His voice broke, and with it, his composure. Sebastian's hands came up to grip Boarstaff's arms, no longer pushing him away but holding on as if the warchief were an anchor in a storm. "I have never cared for anyone as I care for you," he confessed, the words barely audible. "And it terrifies me."

Boarstaff pulled him closer, moving one hand to the back of Sebastian's neck, fingers threading through his hair beneath the warrior braids. "Then you understand how I feel watching you plan your suicide mission."

The last barrier between them crumbled. Boarstaff closed the final inches between them, his mouth finding Sebastian's with desperate intensity.

Sebastian responded immediately, centuries of careful control abandoned as he pressed against Boarstaff, the weapons he'd so carefully selected now crushed between them. The kiss was fierce, almost bruising, an affirmation of life in the shadow of potential death.

Someone could walk in at any moment. They were in the settlement's armory with a battle approaching and people everywhere. It was reckless, dangerous. Neither of them cared.

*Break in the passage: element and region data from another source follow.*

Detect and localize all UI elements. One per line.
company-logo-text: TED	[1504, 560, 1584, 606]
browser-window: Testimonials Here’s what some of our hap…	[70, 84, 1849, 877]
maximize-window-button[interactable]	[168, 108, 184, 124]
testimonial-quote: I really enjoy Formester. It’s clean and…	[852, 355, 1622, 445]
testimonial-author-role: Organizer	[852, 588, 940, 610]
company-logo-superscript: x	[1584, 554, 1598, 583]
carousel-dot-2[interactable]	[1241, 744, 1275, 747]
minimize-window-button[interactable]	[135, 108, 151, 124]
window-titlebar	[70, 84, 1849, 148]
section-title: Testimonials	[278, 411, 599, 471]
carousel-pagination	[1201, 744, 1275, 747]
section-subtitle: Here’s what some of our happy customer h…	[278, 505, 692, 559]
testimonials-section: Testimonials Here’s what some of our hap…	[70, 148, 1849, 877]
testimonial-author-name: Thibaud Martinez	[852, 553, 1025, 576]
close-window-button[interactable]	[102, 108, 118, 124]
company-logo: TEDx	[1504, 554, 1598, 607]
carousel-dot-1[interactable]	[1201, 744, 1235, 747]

When they finally broke apart, Boarstaff kept his forehead pressed against Sebastian's, fingers still tangled in his hair. They stood that way for a long moment, breathing the same air. Sebastian felt stripped bare, exposed in a way that had nothing to do with physical vulnerability. He had revealed a weakness Cornelius would have eliminated without hesitation, a flaw in the perfect weapon he had been designed to be.

Yet Boarstaff held him tighter for it.

"We fight together," Boarstaff said finally, his voice a low rumble against Sebastian's chest. "Always. Or we might as well die right now."

His eyes held Sebastian's with fierce intensity. "And when we get through this… when we survive this… I will love you openly. The rest of my people be damned. I will not hide what I feel for you any longer."

The declaration hung between them, as significant as any battle vow. Sebastian had never expected such words, had never allowed himself to imagine a future where what existed between them could be acknowledged beyond stolen moments and careful distance.

"They may not accept it," Sebastian warned softly.

"Then they will learn to," Boarstaff replied with the simple certainty of a leader who had earned his position through both strength and wisdom. "Or they will find another warchief."

Sebastian closed his eyes, allowing himself to absorb the warchief's warmth, his strength, his unwavering certainty. It was inefficient, illogical, contrary to everything his training had taught him about optimal strategy.

And he found he didn't care.

"I still think a direct strike against Cornelius is our best chance," Sebastian said after a moment. "But not alone. Not anymore."

Boarstaff shook his head firmly. "No. Not even with others. I won't risk you that way."

Sebastian raised an eyebrow. "That's not a tactical decision. That's emotional."